Enfin la société Neo TP n’a jamais discuté que son salarié conducteur, titulaire d’un certificat d’aptitude à la conduite en sécurité (Caces), ne pouvait méconnaître les préconisations de conduite de ce chariot. À cet égard, il est constant que celles-ci excluent toute circulation bras déployé et qu’elles impliquent de s’assurer de la stabilité de l’engin avant toute manoeuvre de levage, au besoin à l’aide des patins stabilisateurs. À l’évidence, les précautions élémentaires de sécurité n’ont pas été respectées au cas d’espèce, compte tenu du terrain sur lequel le chariot évoluait.
Dans ce contexte, c’est à bon droit que les premier juges ont retenu la négligence caractérisée de la société Neo TP, exclusive de la garantie bris de machine souscrite auprès de la société Loxam.
L’article 14-5 des conditions générales contractuelles prévoit que dans le cas où le matériel nécessite des remises en état consécutives à des dommages imputables au locataire, le loueur peut les facturer à ce dernier après constat contradictoire.
La société Loxam justifie avoir proposé le 8 juin 2020 deux dates d’expertise contradictoire à la société Neo TP, qui n’y a pas donné suite. Il convient dans ces conditions de retenir, ainsi que l’a fait le tribunal, le montant des réparations du chariot correspondant au devis et à la facturation produits par l’intimée, soit la somme de 17'056,92 euros, augmentée de la facture de location de 610,55 euros, dont la société Neo TP ne démontre pas s’être acquittée alors qu’une telle preuve lui incombe conformément à l’article 1353 du code civil.
Le jugement déféré sera ainsi confirmé en ce qu’il a condamné la société Neo TP à régler à la société Loxam la somme de 17'667,47 euros, outre intérêts de retard et indemnité conformément à l’article 16 des conditions générales.
Sur les demandes accessoires :
Compte tenu de ce qui précède, c’est à bon droit que les premiers juges ont rejeté la demande indemnitaire formée par la société Neo TP au titre d’une procédure abusive.
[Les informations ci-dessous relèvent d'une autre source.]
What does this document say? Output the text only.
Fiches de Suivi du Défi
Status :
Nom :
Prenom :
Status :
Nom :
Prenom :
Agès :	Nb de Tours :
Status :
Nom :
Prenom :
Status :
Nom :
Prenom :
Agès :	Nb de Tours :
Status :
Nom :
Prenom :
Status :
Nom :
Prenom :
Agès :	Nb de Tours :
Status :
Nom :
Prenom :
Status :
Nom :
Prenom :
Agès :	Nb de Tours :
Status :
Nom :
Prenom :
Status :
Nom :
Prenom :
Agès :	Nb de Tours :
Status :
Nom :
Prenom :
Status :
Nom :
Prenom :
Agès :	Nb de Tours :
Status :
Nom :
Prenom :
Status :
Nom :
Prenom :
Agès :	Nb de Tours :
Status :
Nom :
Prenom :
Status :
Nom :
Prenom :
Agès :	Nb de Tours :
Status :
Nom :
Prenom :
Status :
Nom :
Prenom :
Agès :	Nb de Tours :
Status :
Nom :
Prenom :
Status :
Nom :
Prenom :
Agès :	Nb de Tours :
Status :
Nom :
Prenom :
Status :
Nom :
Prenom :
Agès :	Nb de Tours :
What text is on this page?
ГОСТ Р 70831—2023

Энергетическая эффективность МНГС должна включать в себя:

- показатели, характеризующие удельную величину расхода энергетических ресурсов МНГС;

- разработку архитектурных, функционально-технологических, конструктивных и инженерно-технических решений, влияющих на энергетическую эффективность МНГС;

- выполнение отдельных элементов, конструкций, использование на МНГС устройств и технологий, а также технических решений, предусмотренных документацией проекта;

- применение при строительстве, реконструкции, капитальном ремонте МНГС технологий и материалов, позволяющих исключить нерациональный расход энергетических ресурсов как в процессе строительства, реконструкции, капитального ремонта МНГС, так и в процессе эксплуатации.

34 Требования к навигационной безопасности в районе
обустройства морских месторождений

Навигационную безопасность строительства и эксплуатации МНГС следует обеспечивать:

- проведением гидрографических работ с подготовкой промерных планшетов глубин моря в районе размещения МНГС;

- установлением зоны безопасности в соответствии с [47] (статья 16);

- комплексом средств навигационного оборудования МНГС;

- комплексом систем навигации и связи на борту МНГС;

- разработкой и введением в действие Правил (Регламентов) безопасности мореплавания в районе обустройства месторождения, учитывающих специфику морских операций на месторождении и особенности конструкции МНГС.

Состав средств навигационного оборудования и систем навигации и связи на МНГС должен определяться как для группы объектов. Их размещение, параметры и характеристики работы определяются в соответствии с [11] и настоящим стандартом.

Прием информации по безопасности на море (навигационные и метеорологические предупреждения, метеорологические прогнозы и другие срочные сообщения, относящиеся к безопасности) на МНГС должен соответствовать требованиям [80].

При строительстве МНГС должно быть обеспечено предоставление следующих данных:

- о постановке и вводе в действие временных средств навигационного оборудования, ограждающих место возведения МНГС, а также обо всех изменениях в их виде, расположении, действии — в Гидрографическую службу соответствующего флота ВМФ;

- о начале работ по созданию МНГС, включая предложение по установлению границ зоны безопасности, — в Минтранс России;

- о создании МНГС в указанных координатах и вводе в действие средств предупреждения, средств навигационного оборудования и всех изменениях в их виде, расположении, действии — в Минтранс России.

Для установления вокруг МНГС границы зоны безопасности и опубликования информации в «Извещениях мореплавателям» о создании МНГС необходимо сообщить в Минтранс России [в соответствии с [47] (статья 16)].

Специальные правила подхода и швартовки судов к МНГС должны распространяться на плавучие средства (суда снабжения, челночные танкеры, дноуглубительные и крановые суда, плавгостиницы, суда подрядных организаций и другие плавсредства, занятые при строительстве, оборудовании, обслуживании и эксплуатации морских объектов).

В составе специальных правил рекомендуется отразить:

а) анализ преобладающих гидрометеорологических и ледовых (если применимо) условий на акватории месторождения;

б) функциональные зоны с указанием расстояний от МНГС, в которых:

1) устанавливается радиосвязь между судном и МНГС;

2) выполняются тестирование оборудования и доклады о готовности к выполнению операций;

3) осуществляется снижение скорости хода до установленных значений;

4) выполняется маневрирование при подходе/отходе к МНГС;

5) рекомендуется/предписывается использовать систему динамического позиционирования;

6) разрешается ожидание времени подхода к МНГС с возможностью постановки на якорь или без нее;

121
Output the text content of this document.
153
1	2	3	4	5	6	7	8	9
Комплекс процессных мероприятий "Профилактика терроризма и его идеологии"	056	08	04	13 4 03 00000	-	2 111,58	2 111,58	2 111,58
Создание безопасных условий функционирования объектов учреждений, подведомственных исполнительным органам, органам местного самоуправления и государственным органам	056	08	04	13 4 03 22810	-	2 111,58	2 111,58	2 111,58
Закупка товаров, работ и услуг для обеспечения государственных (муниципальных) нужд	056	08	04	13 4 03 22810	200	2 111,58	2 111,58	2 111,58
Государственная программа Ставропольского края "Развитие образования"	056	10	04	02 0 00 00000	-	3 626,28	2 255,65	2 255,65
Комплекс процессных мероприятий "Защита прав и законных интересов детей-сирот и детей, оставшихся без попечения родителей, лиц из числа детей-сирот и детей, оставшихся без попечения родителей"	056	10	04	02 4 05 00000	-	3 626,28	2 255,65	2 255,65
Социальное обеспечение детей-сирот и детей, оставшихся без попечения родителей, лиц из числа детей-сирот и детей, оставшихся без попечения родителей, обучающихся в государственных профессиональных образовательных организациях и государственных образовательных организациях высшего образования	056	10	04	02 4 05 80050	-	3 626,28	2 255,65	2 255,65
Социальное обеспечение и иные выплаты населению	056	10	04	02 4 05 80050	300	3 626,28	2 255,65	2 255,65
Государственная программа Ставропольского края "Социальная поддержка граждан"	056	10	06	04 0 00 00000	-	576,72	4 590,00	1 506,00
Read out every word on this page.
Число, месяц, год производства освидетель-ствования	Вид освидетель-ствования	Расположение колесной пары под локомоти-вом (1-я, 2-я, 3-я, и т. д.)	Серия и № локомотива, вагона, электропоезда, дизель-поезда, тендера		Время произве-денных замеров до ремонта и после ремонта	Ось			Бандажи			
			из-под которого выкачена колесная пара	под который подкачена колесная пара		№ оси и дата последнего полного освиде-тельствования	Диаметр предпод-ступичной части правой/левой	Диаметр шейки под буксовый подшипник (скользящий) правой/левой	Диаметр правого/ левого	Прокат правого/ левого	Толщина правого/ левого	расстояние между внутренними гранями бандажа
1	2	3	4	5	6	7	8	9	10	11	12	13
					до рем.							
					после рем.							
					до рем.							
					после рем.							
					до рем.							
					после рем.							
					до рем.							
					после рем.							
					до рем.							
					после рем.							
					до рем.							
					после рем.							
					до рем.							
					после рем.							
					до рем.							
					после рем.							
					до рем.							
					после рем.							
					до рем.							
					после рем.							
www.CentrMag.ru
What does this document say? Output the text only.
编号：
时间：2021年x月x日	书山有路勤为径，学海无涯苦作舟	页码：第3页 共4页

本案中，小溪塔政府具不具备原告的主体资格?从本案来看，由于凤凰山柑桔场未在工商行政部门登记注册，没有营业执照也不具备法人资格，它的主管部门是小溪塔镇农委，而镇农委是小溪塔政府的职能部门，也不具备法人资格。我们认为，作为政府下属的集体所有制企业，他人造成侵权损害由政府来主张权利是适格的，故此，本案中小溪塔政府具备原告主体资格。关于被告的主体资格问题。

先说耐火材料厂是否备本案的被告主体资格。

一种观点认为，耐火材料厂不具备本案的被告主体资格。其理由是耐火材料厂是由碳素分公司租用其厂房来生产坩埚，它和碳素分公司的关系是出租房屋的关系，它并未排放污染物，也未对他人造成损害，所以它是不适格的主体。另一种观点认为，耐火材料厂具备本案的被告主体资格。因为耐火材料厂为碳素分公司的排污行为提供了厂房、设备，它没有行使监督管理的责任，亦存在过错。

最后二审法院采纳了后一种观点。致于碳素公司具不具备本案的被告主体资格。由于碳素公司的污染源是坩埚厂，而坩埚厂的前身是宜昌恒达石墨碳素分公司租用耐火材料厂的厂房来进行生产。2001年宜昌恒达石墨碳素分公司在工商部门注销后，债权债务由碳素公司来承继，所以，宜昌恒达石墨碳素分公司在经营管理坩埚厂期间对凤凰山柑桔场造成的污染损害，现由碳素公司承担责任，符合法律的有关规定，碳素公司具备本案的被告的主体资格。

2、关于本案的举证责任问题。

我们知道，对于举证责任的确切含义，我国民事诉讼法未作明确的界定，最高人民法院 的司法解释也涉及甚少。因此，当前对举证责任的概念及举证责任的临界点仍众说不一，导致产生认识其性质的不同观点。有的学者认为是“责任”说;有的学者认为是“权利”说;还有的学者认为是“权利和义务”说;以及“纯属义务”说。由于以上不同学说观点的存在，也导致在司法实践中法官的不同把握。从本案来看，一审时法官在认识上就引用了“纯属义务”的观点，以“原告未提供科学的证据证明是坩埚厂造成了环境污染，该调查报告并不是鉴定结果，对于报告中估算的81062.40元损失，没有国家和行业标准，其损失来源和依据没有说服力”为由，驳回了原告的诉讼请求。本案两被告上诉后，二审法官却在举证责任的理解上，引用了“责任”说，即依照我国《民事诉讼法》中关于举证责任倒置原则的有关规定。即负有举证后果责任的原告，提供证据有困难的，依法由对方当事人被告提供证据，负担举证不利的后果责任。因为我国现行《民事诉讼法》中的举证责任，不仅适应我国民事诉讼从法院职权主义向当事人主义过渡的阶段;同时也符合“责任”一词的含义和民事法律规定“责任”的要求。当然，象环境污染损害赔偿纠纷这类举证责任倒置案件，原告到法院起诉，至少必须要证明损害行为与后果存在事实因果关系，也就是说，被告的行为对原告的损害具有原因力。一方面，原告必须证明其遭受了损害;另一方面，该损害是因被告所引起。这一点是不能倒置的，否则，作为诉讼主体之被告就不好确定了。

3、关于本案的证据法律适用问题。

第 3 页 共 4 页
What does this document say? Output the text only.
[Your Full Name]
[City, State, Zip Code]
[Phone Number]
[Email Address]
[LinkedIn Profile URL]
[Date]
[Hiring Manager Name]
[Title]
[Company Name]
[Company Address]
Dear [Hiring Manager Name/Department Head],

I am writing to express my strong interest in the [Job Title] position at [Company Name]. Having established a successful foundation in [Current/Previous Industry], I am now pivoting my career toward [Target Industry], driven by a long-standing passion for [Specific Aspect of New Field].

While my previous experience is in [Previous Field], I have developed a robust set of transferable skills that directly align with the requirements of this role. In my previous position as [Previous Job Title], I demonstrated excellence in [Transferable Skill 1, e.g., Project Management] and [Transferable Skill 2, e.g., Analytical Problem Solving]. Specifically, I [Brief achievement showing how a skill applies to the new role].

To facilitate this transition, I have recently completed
Le jugement sera donc également confirmé en ce chef, ainsi qu’en ses chefs statuant sur les dépens et les frais irrépétibles.
La société Neo TP, qui succombe, supportera la charge des dépens d’appel. Compte tenu des circonstances de l’espèce, il n’y a pas lieu à indemnisation au titre de l’article 700 du code de procédure civile.
PAR CES MOTIFS
Confirme en tous ses chefs critiqués la décision entreprise,
Y ajoutant,
Dit n’y avoir lieu à application de l’article 700 du code de procédure civile en cause d’appel,
Condamne la société Neo TP aux dépens d’appel.
Arrêt signé par Madame Carole CHEGARAY, Président de la chambre commerciale à la Cour d’Appel d’ORLEANS, présidant la collégialité et Madame Marie-Claude DONNAT, Greffier auquel la minute de la décision a été remise par le magistrat signataire.